Introduction

Glean’s integration with SharePoint and OneDrive necessitates the use of Application permissions, as opposed to Delegated permissions.

This distinction is crucial for the functionality of the SharePoint and OneDrive Connector within Glean and aligns with Microsoft’s guidelines for application development:

When should I use application-only access?

In most cases, application-only access is broader and more powerful than delegated access, so you should only use app-only access where needed. It’s usually the right choice if:

  • The application needs to run in an automated way, without user input. For example, a daily script that checks emails from certain contacts and sends automated responses.
  • The application needs to access resources belonging to multiple different users. For example, a backup or data loss prevention app might need to retrieve messages from many different chat channels, each with different participants.
  • You find yourself tempted to store credentials locally and allow the app to sign in “as” the user or admin.

Understanding application-only access (learn.microsoft.com)

Why Application Permissions?

Glean requires Application permissions for the following reasons:

  • Autonomous Operation: Glean operates independently of any specific user interaction. It needs to access and index data across your SharePoint and OneDrive environments systematically and continuously. This includes crawling content, permissions, and activity data for assets.

  • Comprehensive Access: Unlike delegated permissions, which act on behalf of a user, application permissions allow Glean to access all relevant data across the environment without being tied to individual user sessions or permissions. This is essential for Glean to perform its functions effectively, ensuring that it can access and index content as needed, regardless of user activity.

  • Efficiency and Scalability: The need to fetch data asynchronously and across the entire environment means that relying on user-based delegated permissions would severely limit Glean’s ability to operate efficiently. Application permissions ensure that Glean can scale its operations to meet the demands of large and complex environments.

  • Rate Limits: Microsoft enforces Graph API rate limits tenant-wide for each registered application. Switching to Delegated permissions would require Glean to make individual Graph API calls for each user for every individual API request that is made currently. This change would dramatically accelerate how quickly Glean reaches Microsoft’s API rate limits, significantly impairing platform functionality.

Limitations of Delegated Permissions

Delegated permissions, which operate on behalf of a logged-in user, do not provide the scope of access required for Glean’s crawlers to function. Specifically:

  • User Dependency: Delegated permissions restrict Glean to the permissions of individual users, limiting content access and indexing to what the user can see during their session. This approach is not scalable and delays data availability, risking exposure of sensitive data if document access changes, as updates depend on user sessions to be processed.

  • Interactivity Requirement: Delegated permissions are designed for scenarios where an application acts with user interaction. Glean’s requirement to operate independently, fetching data asset by asset without direct user involvement, is incompatible with the nature of delegated permissions.

Token Security

Glean’s crawlers use a Service Principal (App Registration) to authenticate with Microsoft Graph and SharePoint REST APIs. The Service Principal is configured with a client secret that is used to authenticate requests to the APIs.

Secure Storage

The client secret provided to Glean is stored, as per all other connector credentials, in the Secrets Store of your Glean tenant. Every Glean customer tenancy has its own unique Secret Store; ensuring no cross-tenant exposure.

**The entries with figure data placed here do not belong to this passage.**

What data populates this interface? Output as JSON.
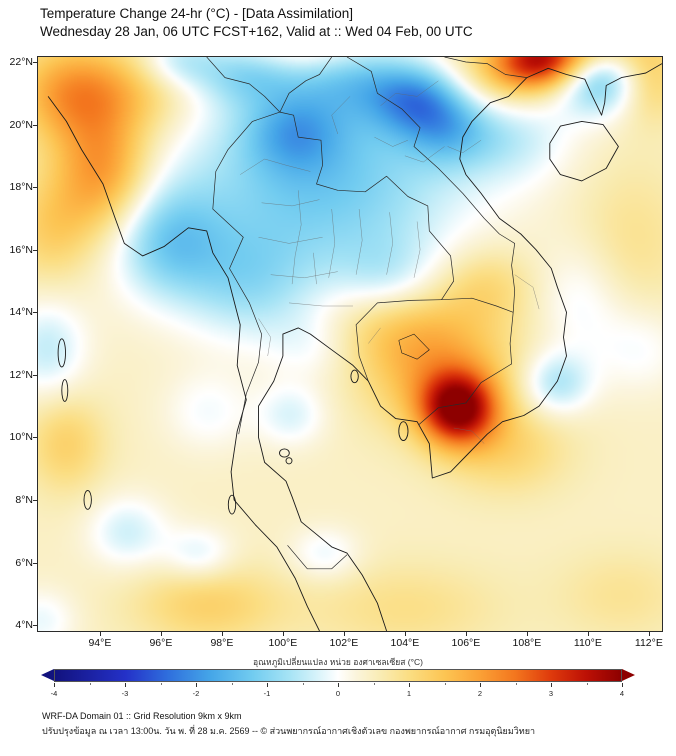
{
  "header": {
    "title": "Temperature Change 24-hr (°C) - [Data Assimilation]",
    "subtitle": "Wednesday 28 Jan, 06 UTC FCST+162, Valid at :: Wed 04 Feb, 00 UTC"
  },
  "map": {
    "extent": {
      "lon_min": 91.97,
      "lon_max": 112.43,
      "lat_min": 3.81,
      "lat_max": 22.16
    }
  },
  "axes": {
    "x": {
      "values": [
        94,
        96,
        98,
        100,
        102,
        104,
        106,
        108,
        110,
        112
      ],
      "labels": [
        "94°E",
        "96°E",
        "98°E",
        "100°E",
        "102°E",
        "104°E",
        "106°E",
        "108°E",
        "110°E",
        "112°E"
      ]
    },
    "y": {
      "values": [
        4,
        6,
        8,
        10,
        12,
        14,
        16,
        18,
        20,
        22
      ],
      "labels": [
        "4°N",
        "6°N",
        "8°N",
        "10°N",
        "12°N",
        "14°N",
        "16°N",
        "18°N",
        "20°N",
        "22°N"
      ]
    }
  },
  "field": {
    "base": 0.45,
    "colormap": [
      [
        -4.0,
        "#12127e"
      ],
      [
        -3.0,
        "#2431c8"
      ],
      [
        -2.4,
        "#2f6fdd"
      ],
      [
        -1.8,
        "#45a6e8"
      ],
      [
        -1.2,
        "#72ccf0"
      ],
      [
        -0.7,
        "#a5e3f5"
      ],
      [
        -0.3,
        "#d7f3fa"
      ],
      [
        0.0,
        "#ffffff"
      ],
      [
        0.25,
        "#fbf5dd"
      ],
      [
        0.6,
        "#f9ecb4"
      ],
      [
        1.0,
        "#fbde83"
      ],
      [
        1.5,
        "#fcc553"
      ],
      [
        2.0,
        "#fba136"
      ],
      [
        2.5,
        "#f3761e"
      ],
      [
        3.0,
        "#df3b0c"
      ],
      [
        3.5,
        "#bd1005"
      ],
      [
        4.0,
        "#8d0000"
      ]
    ],
    "blobs": [
      [
        101.3,
        18.2,
        3.2,
        2.4,
        -1.7
      ],
      [
        100.4,
        19.7,
        1.1,
        0.9,
        -1.1
      ],
      [
        104.4,
        20.7,
        1.1,
        0.8,
        -1.9
      ],
      [
        105.4,
        19.7,
        1.0,
        0.8,
        -1.0
      ],
      [
        102.3,
        21.3,
        1.3,
        0.8,
        -0.9
      ],
      [
        98.8,
        21.5,
        1.2,
        0.7,
        -1.0
      ],
      [
        96.6,
        21.9,
        0.9,
        0.6,
        -0.9
      ],
      [
        96.3,
        16.2,
        1.3,
        1.3,
        -1.4
      ],
      [
        98.9,
        14.8,
        1.5,
        1.3,
        -0.9
      ],
      [
        110.3,
        21.3,
        1.1,
        0.8,
        -1.8
      ],
      [
        107.4,
        19.6,
        1.4,
        1.1,
        -0.8
      ],
      [
        108.9,
        11.7,
        0.8,
        0.7,
        -1.1
      ],
      [
        109.7,
        14.3,
        1.0,
        1.3,
        -0.55
      ],
      [
        95.0,
        7.0,
        0.9,
        0.8,
        -0.8
      ],
      [
        97.3,
        6.3,
        0.8,
        0.6,
        -0.7
      ],
      [
        100.3,
        10.7,
        0.8,
        0.7,
        -0.7
      ],
      [
        101.4,
        6.3,
        0.8,
        0.6,
        -0.6
      ],
      [
        92.4,
        12.8,
        0.9,
        1.1,
        -0.9
      ],
      [
        92.2,
        4.2,
        0.8,
        0.7,
        -0.6
      ],
      [
        103.4,
        15.0,
        1.1,
        0.9,
        -0.6
      ],
      [
        101.0,
        12.9,
        1.0,
        0.8,
        -0.45
      ],
      [
        97.6,
        10.8,
        1.0,
        0.9,
        -0.5
      ],
      [
        111.6,
        12.8,
        1.0,
        1.0,
        -0.5
      ],
      [
        108.4,
        21.9,
        1.0,
        0.65,
        2.6
      ],
      [
        107.0,
        21.4,
        1.5,
        0.9,
        1.0
      ],
      [
        110.0,
        22.3,
        1.5,
        0.55,
        0.9
      ],
      [
        111.8,
        21.3,
        0.8,
        0.9,
        1.1
      ],
      [
        93.2,
        20.9,
        1.3,
        1.1,
        1.6
      ],
      [
        95.5,
        21.0,
        1.3,
        1.0,
        0.7
      ],
      [
        94.2,
        18.4,
        1.1,
        1.4,
        1.7
      ],
      [
        92.5,
        16.6,
        1.0,
        1.2,
        0.8
      ],
      [
        105.7,
        10.9,
        0.85,
        0.8,
        3.2
      ],
      [
        105.1,
        12.1,
        1.7,
        1.3,
        1.3
      ],
      [
        103.6,
        13.6,
        1.7,
        1.0,
        0.8
      ],
      [
        107.3,
        9.6,
        1.4,
        1.0,
        0.7
      ],
      [
        97.6,
        4.7,
        1.7,
        0.9,
        0.8
      ],
      [
        104.0,
        4.6,
        2.2,
        1.0,
        0.5
      ],
      [
        93.0,
        9.8,
        0.9,
        1.1,
        0.8
      ],
      [
        100.6,
        22.2,
        1.4,
        0.5,
        0.5
      ],
      [
        111.3,
        16.2,
        1.3,
        1.8,
        0.45
      ],
      [
        106.6,
        14.8,
        1.1,
        0.9,
        0.7
      ],
      [
        111.0,
        5.0,
        1.5,
        1.0,
        0.4
      ]
    ]
  },
  "colorbar": {
    "title": "อุณหภูมิเปลี่ยนแปลง หน่วย องศาเซลเซียส (°C)",
    "min": -4,
    "max": 4,
    "ticks": [
      {
        "value": -4,
        "label": "-4"
      },
      {
        "value": -3,
        "label": "-3"
      },
      {
        "value": -2,
        "label": "-2"
      },
      {
        "value": -1,
        "label": "-1"
      },
      {
        "value": 0,
        "label": "0"
      },
      {
        "value": 1,
        "label": "1"
      },
      {
        "value": 2,
        "label": "2"
      },
      {
        "value": 3,
        "label": "3"
      },
      {
        "value": 4,
        "label": "4"
      }
    ]
  },
  "footer": {
    "line1": "WRF-DA Domain 01 :: Grid Resolution 9km x 9km",
    "line2": "ปรับปรุงข้อมูล ณ เวลา 13:00น. วัน พ. ที่ 28 ม.ค. 2569 -- © ส่วนพยากรณ์อากาศเชิงตัวเลข กองพยากรณ์อากาศ กรมอุตุนิยมวิทยา"
  }
}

Secrets saved to the Secret Store are double encrypted: Once before being written to the Secret Store, and again at rest. To facilitate this, the native KMS of the underlying cloud provider (GCP or AWS) is used, with the key rotation occurring frequently.

Secure Access

Using a designated service account, Glean connectors fetch the client secret from the Secret Store each time a crawl takes place. The secret is stored in the encrypted memory of the connector and discarded once the crawl is complete: It is never stored in the crawler itself or written to disk within any Glean component (other than the Secret Store).

Additional Controls

For additional security, you can configure IP restrictions via Entra ID Conditional Access to constrain use of the client secret to only IP addresses associated with the crawler’s of your Glean tenant.